Roche: Nach meiner Ansicht ist Monogamie nicht möglich. Das ist ein christlich-moralisches Konstrukt, das sich irgendwann mal jemand ausgedacht hat. Ich empfinde das als menschenfeindlich. Allein die Begriffe "fremdgehen" oder "betrügen" klingen wie eine Straftat. Das Schlimmste an einer Beziehung ist doch, wenn der Partner sagt: Ich besitze dein Herz und deinen Körper. Und man darf damit nicht machen, was man will. Warum muss es eine Partnerschaft infrage stellen, wenn man mal etwas anderes machen dürfte? Warum kann es sie nicht auch bereichern?

ZEIT ONLINE: Wahrscheinlich, weil es für viele Menschen mit großen Ängsten verbunden ist, wenn der Partner mit einer anderen Person intim sein möchte. Und weil es problematisch ist, wenn ein Partner mit anderen Menschen Sex haben möchte, der andere aber nicht.

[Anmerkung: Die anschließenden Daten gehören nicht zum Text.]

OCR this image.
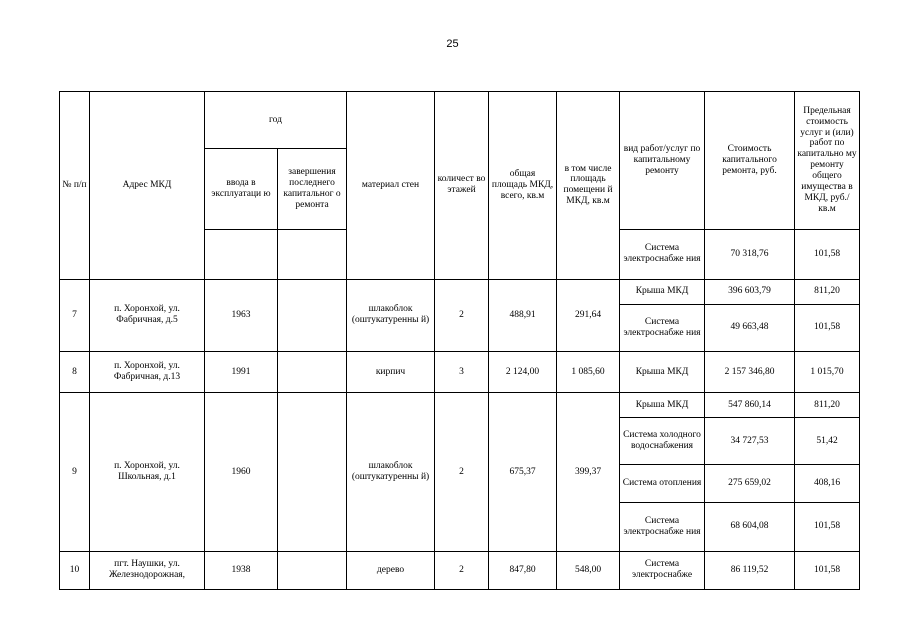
25
№ п/п	Адрес МКД	год		материал стен	количест во этажей	общая площадь МКД, всего, кв.м	в том числе площадь помещени й МКД, кв.м	вид работ/услуг по капитальному ремонту	Стоимость капитального ремонта, руб.	Предельная стоимость услуг и (или) работ по капитально му ремонту общего имущества в МКД, руб./кв.м
		ввода в эксплуатаци ю	завершения последнего капитальног о ремонта							
								Система электроснабже ния	70 318,76	101,58
7	п. Хоронхой, ул. Фабричная, д.5	1963		шлакоблок (оштукатуренны й)	2	488,91	291,64	Крыша МКД	396 603,79	811,20
								Система электроснабже ния	49 663,48	101,58
8	п. Хоронхой, ул. Фабричная, д.13	1991		кирпич	3	2 124,00	1 085,60	Крыша МКД	2 157 346,80	1 015,70
9	п. Хоронхой, ул. Школьная, д.1	1960		шлакоблок (оштукатуренны й)	2	675,37	399,37	Крыша МКД	547 860,14	811,20
								Система холодного водоснабжения	34 727,53	51,42
								Система отопления	275 659,02	408,16
								Система электроснабже ния	68 604,08	101,58
10	пгт. Наушки, ул. Железнодорожная,	1938		дерево	2	847,80	548,00	Система электроснабже	86 119,52	101,58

Roche: Ja, weil alle denken, Fremdgehen sei immer ein Vergleich und wird der Absprung zur nächsten Beziehung sein. Aber das muss es gar nicht. Ich hatte auch Phasen in einer Beziehung, in denen ich dachte: Ich sterbe, wenn er mir das antut. Es hat viel mit Vertrauen, mit Wachsen zu tun. Ich bin selbstbewusster geworden, ich liebe mich selbst viel mehr als früher. Meinen Körper, wie ich bin. Auch blöde Sachen an mir kann ich besser akzeptieren als früher. Und deswegen bin ich viel souveräner: allein und in der Beziehung. Heute würde ich denken: Mach ruhig, ich muss es auch nicht unbedingt wissen. Selbst wenn ich es verbiete, könnte sich mein Mann verlieben. Und eventuell verliert man einen geliebten Partner eher, wenn man etwas ganz Natürliches tabuisiert. Dann wird eine Beziehung beendet, nur weil man so streng war.

ZEIT ONLINE: Das heißt, Sie und Ihr Mann führen eine offene Beziehung?

Roche: Nicht wirklich. Sie merken, ich bin eine große Anhängerin von solchen Modellen. Bei meinem Mann weiß ich das noch nicht so genau. Das finde ich am spannendsten an unserem Podcast: die Dinge, bei denen wir uns nicht einig sind. Wenn wir vor laufendem Mikrofon das Für und Wider besprechen. Offene Beziehungen sind ja nichts bahnbrechend Neues: Das haben in den Siebzigern viele probiert, und alle sind wieder zurückgerudert, weil es zu verletzend war.